Gigahertz frame rate imaging of charge-injection dynamics in a molecular light source

TL;DR

This paper demonstrates gigahertz frame rate imaging of charge-injection dynamics in a molecular light source using scanning tunneling microscopy induced luminescence, revealing sub-nanosecond electron capture processes.

Contribution

It introduces a novel method to image molecular emitters and their charge dynamics at gigahertz frame rates with sub-nanosecond resolution.

Findings

Charge capture occurs in the low-nanosecond regime.

Imaging reveals fixed emitter location with tip-modified charge injection.
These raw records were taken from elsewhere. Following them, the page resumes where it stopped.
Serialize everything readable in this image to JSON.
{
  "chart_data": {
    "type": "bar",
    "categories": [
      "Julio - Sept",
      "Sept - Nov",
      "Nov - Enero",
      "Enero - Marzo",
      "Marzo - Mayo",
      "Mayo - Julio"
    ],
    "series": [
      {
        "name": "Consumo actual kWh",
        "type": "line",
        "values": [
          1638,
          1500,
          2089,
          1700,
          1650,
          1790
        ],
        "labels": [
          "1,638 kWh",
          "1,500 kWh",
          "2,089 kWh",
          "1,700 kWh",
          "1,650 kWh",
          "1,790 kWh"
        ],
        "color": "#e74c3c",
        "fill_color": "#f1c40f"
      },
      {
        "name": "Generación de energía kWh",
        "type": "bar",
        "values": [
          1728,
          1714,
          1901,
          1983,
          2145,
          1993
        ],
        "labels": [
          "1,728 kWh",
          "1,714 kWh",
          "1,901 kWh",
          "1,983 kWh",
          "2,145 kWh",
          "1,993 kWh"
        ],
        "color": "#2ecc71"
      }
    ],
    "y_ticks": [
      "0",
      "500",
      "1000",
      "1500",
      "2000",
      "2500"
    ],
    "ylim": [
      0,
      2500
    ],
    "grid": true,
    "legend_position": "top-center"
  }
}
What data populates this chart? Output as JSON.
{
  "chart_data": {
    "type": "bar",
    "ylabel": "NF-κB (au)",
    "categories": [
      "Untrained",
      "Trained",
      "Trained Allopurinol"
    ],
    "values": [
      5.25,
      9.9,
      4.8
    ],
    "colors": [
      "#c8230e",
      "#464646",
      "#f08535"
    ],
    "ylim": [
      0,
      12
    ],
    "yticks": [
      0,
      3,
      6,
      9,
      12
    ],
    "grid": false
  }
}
Method extends to fundamental processes like exciton diffusion.

Abstract

Light sources on the scale of single molecules can be addressed and characterized on their proper sub-nanometer scale by scanning tunneling microscopy induced luminescence (STML). Such a source can be driven by defined short charge pulses while the luminescence is detected with sub-nanosecond resolution. We introduce an approach to concurrently image the molecular emitter, which is based on an individual defect, with its local environment along with its luminescence dynamics at a resolution of a billion frames per second. The observed dynamics can be assigned to the single electron capture occurring in the low-nanosecond regime. While the emitter's location on the surface remains fixed, the scanning of the tip modifies the energy landscape for charge injection to the defect. The principle of measurement is extendable to fundamental processes beyond charge transfer like exciton diffusion.